Действительно хорошо, будто из клоаки выбрался, из зловонной ямы, из хоревой норы. Господи, до чего же вонюч этот полковник Филатов, по знаку зодиака, рубль за сто — козел. Да и по жизни та еще скотина.
А Филатов между тем включил огни, бодро просигналил поворотником и, резко дав с места лево руля, покатил по направлению к Московскому проспекту. В унисон с ним взял старт и коричневый «опель» и, выдерживая дистанцию, попилил себе следом — аккурат на расстоянии десятка корпусов.
«Неужели хвост?» Бродову такая синхронность очень не понравилась, и он не удержался, позвонил Филатову.
— Ты головой-то давай крути. А то крутить скоро будет нечем.
— Вот как? — озадачился тот. — Ладно, мерси. Будет тебе система скидок.
— Ага, сегодня не разбавляла, поэтому буду недоливать, — хмуро шутканул Бродов, отключился и, работая не только ножками, но и серым веществом, пошагал к метро. Ситуевина была какой-то зыбкой, неопределенной, непредсказуемой и нерадостной. Получалось так, что все дело было в Кларе, точнее, в ее творчестве. А еще точнее, в ее книге. М-да. Во всяком преступлении следует искать мотив, причину, побудительные намерения. Первейший делом задавать вопрос — кому это все нужно? Во-во. Кому же это так стало поперек глотки обыкновенное бульварное чтиво, что понадобилось угробить автора, скупить тираж и уничтожить все тексты, корректуры и макеты? Винт украсть, зачистить все следы? Ухарям из структуры «Z»? Очень может быть. Только почему об этом знает какой-то там полковник Филатов? Или же и он сам оттуда? Тогда зачем ему с такой готовностью светить родимую контору? Потому что знает французскую поговорку — хочешь оставаться незамеченным на улице, вечером встань под фонарь? Да, вот где потемки так потемки.
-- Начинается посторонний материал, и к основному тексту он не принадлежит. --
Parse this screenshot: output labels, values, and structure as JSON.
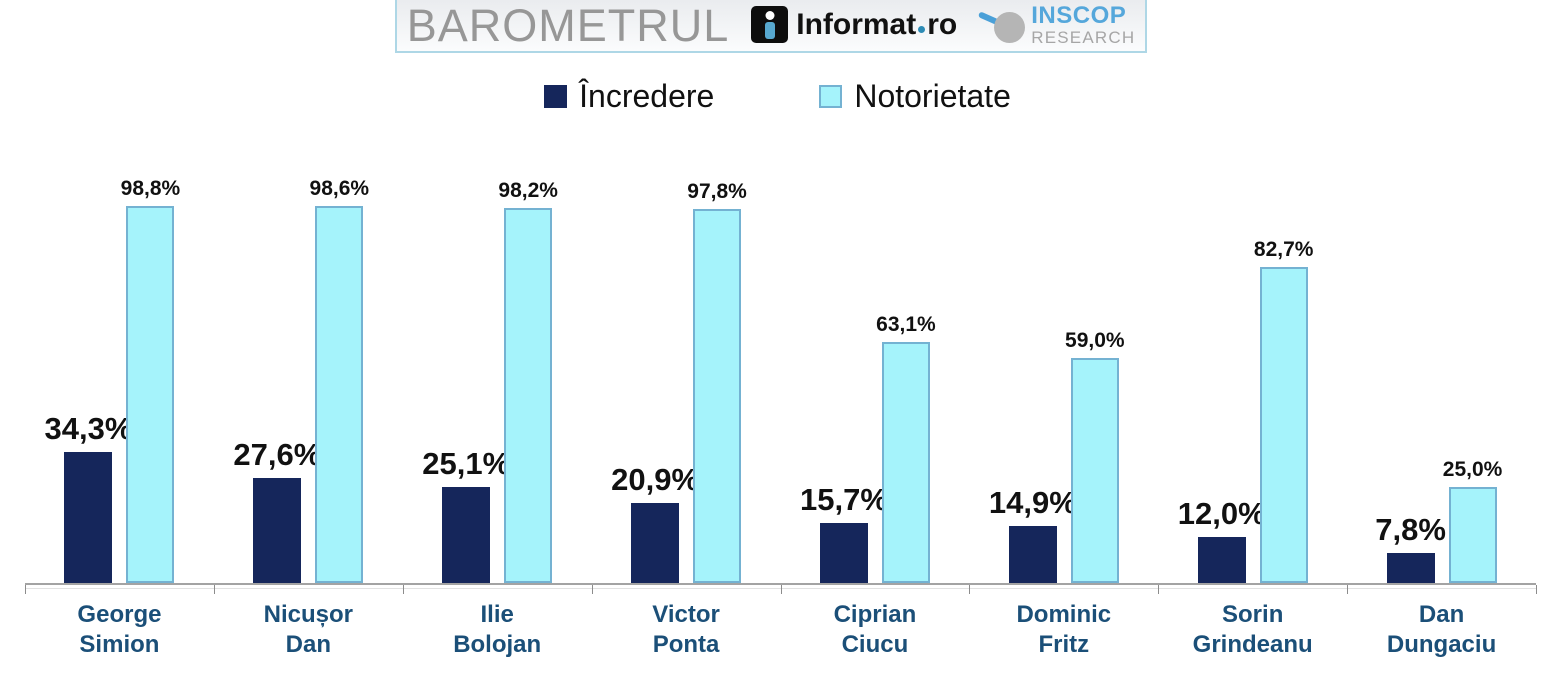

Действительно, стемнело. Снежная белая круговерть смешалась с серостью сумерек. Краски вечера оживляли светофоры, автомобили, яркие сполохи витрин, синяя, в виде заячьих ушей эмблема на станции метро. На фасаде ее было написано: «Сенная площадь».
«Ладно, хрен с ним, как-нибудь разберемся». Бродов, чувствуя желание поесть, бодро пересчитал ступени, окунулся в тепло, купил жетон и начал спускаться под землю. Вроде бы час пик уже прошел, но желающих проехаться хватало — на холке эскалатора люди стояли впритык, на переходах встречались плечами, в вагонах обтирались спинами. Однако все было тихо, мирно, без ропота и эксцессов — привыкли стадом-то, в толпе, в одном загоне, в одной кормушке. Мерно постукивали колеса, инерция баюкала народ, что-то бормотал, хрен еще и разберешь, голос из вагонного динамика. Казалось, что хозяина его только что оприходовали — злостно, гнусно, орально и вшестером.
В общем, ничего не предвещало неприятностей, они пришли неожиданно. Вернее, пришел Свалидор, и сразу же Бродов обратил внимание на тощего мосластого мужика. Мужик этот с непринужденностью профи ужом пробирался сквозь толпу. Мастерски чувствовал баланс, юрко изгибался на ходу, легкими, едва заметными движениями с мягкостью прокладывал себе путь. По направлению к Бродову. И сразу же мир для того превратился в замедленное кино. В привычный кроваво-убийственный боевик со счастливым концом. А мужик тем временем, двигаясь как сомнамбула, как осенняя муха на стекле, принялся вытаскивать заточку — очень медленно и печально, по чуть-чуть, откуда-то из глубин рукава. Вот показалось острие с наколотым на него, чтобы самому не пораниться, кусочком ластика, вот цепкие пальцы сдернули его, вот мерзостно отсвечивающая шестидюймовая рапира
[226]
пошла по направлению к Бродову. Точно под его левую лопатку. Это была так называемая «скрипка», кусок расплющенной сталистой проволоки с остро заточенными краями, длины которой хватало с лихвой, чтобы продырявить сердце. Нет, такая музыка Свалидору не нравилась — он плавно извернулся, пошевелил рукой и перенаправил заточку атакующему в грудь. Причем сделал так, чтобы боевая часть вонзилась в тело, а рукоять-колечко с хрустом отломилась. Вот так, сделал свое мокрое дело и свалил, оставив Бродова разбираться с последствиями. Однако ничего — вагон качнуло, инерция взяла свое, и пассажиры не сразу поняли, что одного из них не держат ноги. И уж тем более никто внимания не обратил на завиток колечка из проволоки, сразу же затерявшийся в сутолоке на полу.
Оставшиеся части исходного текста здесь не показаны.